Diduga Asal Jadi, Warga Pungguk Lalang Resmi Laporkan Proyek Jalan Desa Tahun 2014-2019 ke Kejari Rejang Lebong

45
×

Diduga Asal Jadi, Warga Pungguk Lalang Resmi Laporkan Proyek Jalan Desa Tahun 2014-2019 ke Kejari Rejang Lebong

Sebarkan artikel ini

REJANG LEBONG, BENGKULU – MNTV|

Masyarakat Desa Pungguk Lalang, Kecamatan Curup Selatan, Kabupaten Rejang Lebong, resmi menempuh jalur hukum terkait dugaan penyimpangan pembangunan desa tahun anggaran 2014 hingga 2019. Laporan pengaduan tersebut telah dilayangkan pada 9 Februari 2026 dan telah diterima secara resmi oleh pihak berwenang.

​Fokus utama laporan masyarakat ini tertuju pada proyek pembukaan badan jalan menuju Bukit Basa hingga pembangunan lapen yang dilakukan dalam beberapa tahapan. Warga selaku penerima manfaat mengaku sangat kecewa lantaran kondisi fisik bangunan saat ini sudah hancur berantakan.

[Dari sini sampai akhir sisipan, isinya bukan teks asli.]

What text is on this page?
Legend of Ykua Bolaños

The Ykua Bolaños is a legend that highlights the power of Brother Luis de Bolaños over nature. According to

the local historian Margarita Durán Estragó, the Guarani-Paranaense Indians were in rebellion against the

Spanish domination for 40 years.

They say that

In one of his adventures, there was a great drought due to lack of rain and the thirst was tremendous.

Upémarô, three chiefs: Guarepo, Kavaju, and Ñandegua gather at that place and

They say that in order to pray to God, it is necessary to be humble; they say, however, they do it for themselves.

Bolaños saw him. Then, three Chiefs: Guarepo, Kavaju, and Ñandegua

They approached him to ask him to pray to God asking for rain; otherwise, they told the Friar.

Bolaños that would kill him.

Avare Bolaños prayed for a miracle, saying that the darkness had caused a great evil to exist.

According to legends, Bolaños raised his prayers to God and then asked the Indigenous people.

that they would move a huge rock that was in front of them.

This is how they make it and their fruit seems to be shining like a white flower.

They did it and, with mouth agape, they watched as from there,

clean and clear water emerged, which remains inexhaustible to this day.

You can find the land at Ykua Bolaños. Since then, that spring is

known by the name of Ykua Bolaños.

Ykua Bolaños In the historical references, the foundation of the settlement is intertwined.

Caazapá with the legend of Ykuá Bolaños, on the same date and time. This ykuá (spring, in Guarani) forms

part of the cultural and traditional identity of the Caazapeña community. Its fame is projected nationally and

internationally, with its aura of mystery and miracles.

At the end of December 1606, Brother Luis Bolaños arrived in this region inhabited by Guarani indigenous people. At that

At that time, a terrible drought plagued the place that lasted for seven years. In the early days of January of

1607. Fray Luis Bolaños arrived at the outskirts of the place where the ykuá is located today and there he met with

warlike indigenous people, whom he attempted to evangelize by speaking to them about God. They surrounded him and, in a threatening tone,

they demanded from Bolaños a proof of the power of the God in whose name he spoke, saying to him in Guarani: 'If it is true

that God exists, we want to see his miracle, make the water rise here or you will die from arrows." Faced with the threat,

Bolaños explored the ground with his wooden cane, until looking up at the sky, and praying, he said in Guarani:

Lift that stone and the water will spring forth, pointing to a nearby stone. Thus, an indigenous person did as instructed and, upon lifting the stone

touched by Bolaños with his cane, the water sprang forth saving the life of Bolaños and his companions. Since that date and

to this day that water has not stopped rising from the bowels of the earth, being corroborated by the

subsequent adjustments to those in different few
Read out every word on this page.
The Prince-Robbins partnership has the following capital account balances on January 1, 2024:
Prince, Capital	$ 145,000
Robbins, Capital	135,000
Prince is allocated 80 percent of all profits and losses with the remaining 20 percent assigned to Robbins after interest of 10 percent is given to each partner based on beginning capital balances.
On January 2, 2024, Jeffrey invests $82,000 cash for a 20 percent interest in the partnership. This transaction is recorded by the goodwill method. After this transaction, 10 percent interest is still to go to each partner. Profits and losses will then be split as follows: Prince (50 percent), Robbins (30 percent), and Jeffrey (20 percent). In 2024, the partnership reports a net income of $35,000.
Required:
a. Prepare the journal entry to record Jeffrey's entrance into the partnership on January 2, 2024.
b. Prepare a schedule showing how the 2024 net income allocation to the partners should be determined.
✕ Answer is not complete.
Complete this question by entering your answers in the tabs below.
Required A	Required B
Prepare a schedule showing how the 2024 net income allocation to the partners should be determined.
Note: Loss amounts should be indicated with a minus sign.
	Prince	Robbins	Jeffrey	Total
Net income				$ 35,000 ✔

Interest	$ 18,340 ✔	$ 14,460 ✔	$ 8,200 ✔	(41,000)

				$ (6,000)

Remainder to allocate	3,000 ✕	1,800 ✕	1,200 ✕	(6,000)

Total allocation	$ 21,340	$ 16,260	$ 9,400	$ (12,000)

​Kualitas Bangunan Dipertanyakan

​Muncul dugaan kuat di tengah masyarakat bahwa pembangunan jalan tersebut dikerjakan asal-asalan dan tidak mengikuti Petunjuk Pelaksanaan (Juklak) maupun Petunjuk Teknis (Juknis) yang telah ditetapkan.

​”Kami merasa pembangunan ini hanya formalitas saja tanpa menjamin kualitas. Hasilnya tidak bermutu dan terkesan hanya menghambur-hamburkan uang negara,” ungkap salah seorang warga yang geram melihat kondisi jalan tersebut.

​Respon Kejaksaan Negeri Rejang Lebong

​Untuk menindaklanjuti progres laporan tersebut, awak media MNTV mengonfirmasi langsung pihak Kejaksaan Negeri Rejang Lebong pada Senin, 2 Maret 2026.

​Kasi Intel Kejari Rejang Lebong, Hendra Mubarok, SH., MH., saat ditemui di ruang kerjanya menegaskan bahwa laporan tersebut tengah dalam proses penanganan. Namun, ia meminta masyarakat bersabar karena banyaknya laporan yang masuk.

​”Laporan tersebut tetap kita proses sebagaimana mestinya. Namun, karena banyaknya laporan, kami akan memproses sesuai tahapan. Dalam waktu dekat, kami akan memanggil pihak-pihak terlapor untuk dimintai keterangan,” ujar Hendra.

​Lebih lanjut, Hendra menjelaskan bahwa pihak Kejaksaan akan bersinergi dengan instansi terkait untuk melakukan audit mendalam.

“Kami juga akan bekerja sama dengan pihak Inspektorat untuk mengaudit kegiatan pembangunan tersebut guna memastikan ada tidaknya kerugian negara,” tutupnya.